I have questions and no answers. This seems to be my lot in life. My heart is sore from trying, why must everything require such immense effort? Last night has been difficult. The First Cavalry Division decided to honor the sacrifice of veterans that served with the First Team during Operation Iraqi Freedom. My friends were shown and while it is very nice of the staff at Fort Hood to recognize them, it is very difficult for me to relive their deaths. Time doesn’t heal anything.

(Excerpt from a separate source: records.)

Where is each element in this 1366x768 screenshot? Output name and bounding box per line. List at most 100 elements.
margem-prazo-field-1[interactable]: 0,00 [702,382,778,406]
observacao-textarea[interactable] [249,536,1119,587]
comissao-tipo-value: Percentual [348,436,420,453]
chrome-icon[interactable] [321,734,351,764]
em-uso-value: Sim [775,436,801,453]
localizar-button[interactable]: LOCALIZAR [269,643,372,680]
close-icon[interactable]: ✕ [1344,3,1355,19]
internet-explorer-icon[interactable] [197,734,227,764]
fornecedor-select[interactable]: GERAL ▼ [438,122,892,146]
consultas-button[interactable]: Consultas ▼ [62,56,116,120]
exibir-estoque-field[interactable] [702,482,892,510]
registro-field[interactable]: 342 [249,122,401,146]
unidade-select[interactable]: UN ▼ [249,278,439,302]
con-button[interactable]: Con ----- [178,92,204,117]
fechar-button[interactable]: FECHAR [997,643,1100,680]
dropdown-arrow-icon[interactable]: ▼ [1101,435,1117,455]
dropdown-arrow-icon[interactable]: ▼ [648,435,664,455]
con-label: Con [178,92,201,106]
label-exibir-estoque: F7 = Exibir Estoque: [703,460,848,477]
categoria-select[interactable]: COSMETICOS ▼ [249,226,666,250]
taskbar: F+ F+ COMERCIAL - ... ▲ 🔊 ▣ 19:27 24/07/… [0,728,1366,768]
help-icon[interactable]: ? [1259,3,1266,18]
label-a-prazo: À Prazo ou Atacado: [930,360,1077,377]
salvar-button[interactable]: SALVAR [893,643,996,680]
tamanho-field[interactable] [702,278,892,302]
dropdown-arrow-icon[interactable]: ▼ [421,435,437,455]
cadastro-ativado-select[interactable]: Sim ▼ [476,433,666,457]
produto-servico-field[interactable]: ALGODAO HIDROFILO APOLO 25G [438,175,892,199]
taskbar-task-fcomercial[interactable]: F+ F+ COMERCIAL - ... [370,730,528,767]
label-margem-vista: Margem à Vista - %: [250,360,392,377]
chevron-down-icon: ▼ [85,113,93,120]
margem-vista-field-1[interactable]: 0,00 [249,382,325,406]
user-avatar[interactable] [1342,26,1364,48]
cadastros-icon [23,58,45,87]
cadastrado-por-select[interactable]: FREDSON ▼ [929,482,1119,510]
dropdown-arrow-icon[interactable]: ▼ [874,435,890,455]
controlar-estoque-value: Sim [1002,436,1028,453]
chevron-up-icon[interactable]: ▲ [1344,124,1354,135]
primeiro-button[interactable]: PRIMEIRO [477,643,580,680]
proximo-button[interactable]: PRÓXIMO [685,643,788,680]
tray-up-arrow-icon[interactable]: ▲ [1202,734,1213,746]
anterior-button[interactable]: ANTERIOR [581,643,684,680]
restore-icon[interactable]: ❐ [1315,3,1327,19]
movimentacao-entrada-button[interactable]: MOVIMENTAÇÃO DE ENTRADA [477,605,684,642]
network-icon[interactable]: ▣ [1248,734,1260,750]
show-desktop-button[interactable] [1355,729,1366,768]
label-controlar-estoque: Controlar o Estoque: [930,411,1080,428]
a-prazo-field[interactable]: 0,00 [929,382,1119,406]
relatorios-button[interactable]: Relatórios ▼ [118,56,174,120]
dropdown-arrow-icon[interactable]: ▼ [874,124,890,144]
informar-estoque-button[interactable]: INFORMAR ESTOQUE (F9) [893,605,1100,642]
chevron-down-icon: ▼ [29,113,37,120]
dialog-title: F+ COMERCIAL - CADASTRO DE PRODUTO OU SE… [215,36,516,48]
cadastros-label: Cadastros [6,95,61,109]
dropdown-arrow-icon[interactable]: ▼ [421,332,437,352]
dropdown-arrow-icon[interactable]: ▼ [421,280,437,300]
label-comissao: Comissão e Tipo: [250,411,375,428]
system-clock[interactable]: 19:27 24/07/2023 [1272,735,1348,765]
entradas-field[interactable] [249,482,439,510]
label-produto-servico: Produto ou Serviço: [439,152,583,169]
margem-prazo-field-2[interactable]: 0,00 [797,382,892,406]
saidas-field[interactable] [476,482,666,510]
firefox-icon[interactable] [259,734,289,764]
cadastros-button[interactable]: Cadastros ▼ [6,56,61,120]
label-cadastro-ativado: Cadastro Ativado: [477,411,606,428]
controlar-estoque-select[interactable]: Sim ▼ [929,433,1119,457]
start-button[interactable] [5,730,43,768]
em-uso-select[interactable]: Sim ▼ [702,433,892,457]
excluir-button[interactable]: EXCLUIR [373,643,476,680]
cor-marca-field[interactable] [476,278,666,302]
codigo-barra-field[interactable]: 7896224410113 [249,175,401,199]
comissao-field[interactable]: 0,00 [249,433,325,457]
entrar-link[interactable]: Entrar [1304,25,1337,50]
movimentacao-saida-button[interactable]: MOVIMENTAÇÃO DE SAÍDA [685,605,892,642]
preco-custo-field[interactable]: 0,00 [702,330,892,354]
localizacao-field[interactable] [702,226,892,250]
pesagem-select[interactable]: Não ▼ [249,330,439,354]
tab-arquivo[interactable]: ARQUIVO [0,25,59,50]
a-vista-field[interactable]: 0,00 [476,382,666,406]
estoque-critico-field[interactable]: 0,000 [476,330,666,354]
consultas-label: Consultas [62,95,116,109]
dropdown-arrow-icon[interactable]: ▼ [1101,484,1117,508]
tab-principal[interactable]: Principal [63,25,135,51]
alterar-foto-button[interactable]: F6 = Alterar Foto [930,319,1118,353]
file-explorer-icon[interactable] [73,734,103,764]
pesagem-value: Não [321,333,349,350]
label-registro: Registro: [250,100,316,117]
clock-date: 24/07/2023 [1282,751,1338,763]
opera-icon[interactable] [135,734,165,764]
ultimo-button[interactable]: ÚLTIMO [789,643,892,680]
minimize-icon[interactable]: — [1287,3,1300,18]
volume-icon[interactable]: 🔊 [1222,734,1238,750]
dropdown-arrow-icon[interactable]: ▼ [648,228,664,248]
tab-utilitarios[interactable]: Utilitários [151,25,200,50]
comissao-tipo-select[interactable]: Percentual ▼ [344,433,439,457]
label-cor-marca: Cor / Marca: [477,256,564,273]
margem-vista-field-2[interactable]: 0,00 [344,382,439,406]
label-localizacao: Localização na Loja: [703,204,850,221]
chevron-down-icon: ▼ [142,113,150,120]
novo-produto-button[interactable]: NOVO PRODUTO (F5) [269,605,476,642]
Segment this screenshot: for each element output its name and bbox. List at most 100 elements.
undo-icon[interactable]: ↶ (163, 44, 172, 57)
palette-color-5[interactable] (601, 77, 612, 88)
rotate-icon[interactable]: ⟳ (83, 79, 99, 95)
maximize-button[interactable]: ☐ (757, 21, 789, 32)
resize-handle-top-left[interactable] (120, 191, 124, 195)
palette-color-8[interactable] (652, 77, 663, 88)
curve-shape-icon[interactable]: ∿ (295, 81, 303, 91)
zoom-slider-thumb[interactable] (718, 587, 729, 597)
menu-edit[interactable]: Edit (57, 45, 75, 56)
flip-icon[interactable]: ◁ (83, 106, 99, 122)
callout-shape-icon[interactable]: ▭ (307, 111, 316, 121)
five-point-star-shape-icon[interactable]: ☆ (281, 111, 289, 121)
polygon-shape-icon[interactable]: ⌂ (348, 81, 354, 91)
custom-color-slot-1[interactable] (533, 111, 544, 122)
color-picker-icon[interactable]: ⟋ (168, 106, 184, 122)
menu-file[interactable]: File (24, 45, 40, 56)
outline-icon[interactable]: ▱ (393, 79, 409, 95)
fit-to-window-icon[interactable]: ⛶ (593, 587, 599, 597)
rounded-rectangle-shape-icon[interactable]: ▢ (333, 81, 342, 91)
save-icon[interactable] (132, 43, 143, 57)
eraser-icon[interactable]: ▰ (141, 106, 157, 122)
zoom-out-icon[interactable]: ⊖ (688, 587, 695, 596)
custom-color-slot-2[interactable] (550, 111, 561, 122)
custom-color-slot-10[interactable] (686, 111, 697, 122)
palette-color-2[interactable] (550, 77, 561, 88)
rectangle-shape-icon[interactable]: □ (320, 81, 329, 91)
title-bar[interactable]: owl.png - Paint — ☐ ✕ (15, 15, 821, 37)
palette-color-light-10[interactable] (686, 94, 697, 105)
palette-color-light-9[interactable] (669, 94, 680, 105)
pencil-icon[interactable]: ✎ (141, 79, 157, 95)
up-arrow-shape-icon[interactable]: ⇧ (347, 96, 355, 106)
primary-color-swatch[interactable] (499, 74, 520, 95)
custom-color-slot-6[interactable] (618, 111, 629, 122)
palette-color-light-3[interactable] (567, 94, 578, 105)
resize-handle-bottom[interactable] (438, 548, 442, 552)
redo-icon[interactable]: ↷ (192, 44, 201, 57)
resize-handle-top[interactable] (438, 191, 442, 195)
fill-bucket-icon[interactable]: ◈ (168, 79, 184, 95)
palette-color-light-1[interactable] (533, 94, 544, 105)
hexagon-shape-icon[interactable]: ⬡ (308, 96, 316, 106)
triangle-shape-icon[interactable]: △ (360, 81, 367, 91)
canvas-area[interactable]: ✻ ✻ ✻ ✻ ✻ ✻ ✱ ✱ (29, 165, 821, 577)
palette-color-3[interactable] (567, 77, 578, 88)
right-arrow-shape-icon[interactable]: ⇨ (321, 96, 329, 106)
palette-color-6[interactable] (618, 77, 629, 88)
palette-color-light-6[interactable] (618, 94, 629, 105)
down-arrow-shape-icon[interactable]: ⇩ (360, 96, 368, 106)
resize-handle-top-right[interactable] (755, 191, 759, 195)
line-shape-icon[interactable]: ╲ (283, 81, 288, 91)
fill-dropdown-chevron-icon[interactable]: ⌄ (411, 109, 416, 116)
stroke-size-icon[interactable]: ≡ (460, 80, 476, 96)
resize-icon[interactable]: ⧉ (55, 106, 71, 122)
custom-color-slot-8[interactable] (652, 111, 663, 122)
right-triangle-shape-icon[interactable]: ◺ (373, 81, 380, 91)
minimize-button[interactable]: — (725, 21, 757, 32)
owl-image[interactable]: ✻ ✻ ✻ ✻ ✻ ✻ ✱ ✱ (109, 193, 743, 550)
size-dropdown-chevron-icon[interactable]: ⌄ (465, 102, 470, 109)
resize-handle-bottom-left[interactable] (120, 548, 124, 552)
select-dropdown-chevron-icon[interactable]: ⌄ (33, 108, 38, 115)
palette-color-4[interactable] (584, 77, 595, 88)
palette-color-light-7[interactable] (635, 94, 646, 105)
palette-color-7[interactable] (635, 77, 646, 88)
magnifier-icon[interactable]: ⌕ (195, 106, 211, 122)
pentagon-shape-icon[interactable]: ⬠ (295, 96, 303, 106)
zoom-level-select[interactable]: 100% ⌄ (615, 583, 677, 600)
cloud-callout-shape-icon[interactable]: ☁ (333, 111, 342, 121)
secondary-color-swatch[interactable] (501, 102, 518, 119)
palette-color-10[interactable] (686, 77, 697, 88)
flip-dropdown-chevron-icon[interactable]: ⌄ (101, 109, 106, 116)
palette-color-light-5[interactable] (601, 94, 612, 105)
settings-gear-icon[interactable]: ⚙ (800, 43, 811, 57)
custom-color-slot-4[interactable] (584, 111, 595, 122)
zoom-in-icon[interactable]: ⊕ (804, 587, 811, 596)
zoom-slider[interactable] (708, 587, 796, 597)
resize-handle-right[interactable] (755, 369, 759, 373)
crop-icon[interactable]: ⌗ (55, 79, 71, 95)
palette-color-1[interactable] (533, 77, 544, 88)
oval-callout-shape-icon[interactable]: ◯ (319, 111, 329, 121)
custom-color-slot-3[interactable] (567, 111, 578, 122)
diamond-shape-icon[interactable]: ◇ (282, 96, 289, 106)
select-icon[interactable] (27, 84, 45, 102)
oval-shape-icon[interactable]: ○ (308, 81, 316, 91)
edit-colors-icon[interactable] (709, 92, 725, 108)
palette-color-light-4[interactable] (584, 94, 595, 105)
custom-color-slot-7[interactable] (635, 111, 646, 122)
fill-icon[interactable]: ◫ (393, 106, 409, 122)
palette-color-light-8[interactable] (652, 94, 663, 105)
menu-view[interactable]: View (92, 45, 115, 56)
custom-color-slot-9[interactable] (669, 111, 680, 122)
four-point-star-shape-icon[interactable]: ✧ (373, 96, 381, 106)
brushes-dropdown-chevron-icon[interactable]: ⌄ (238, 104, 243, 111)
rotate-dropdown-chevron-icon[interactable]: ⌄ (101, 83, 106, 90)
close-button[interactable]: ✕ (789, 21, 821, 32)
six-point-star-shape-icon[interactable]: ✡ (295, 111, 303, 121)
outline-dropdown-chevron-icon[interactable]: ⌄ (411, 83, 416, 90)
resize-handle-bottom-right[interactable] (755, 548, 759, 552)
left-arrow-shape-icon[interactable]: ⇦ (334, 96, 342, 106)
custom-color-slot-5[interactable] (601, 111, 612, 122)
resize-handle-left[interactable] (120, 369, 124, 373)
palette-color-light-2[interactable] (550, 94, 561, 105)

It seems like yesterday that we were all laughing and poking fun at each other. We were willing to take on the world, and make it give us what we wanted from it. Eager for battle, ready to be tested in the ultimate contest of wills and marksmanship, we had no idea what we were asking for. Everything was a joke until we stood in the desert and realized that we were all each other had. For us that was enough. It all went wrong quicker than we wanted it to.
Death is part of life, it is no respecter of occupation, status, or name. We all have an appointment with the Reaper. War is fraught with opportunities to die for your country. Unfortunately, people die. I grieve the loss of my friends even now, 14 years after the fact. In vivid detail, I can remember every emotion that I felt when I was confronted with their deaths. Tonight, will be sleepless. There is no doubt that I will dream of war. It should come as no surprise that I hate this holiday.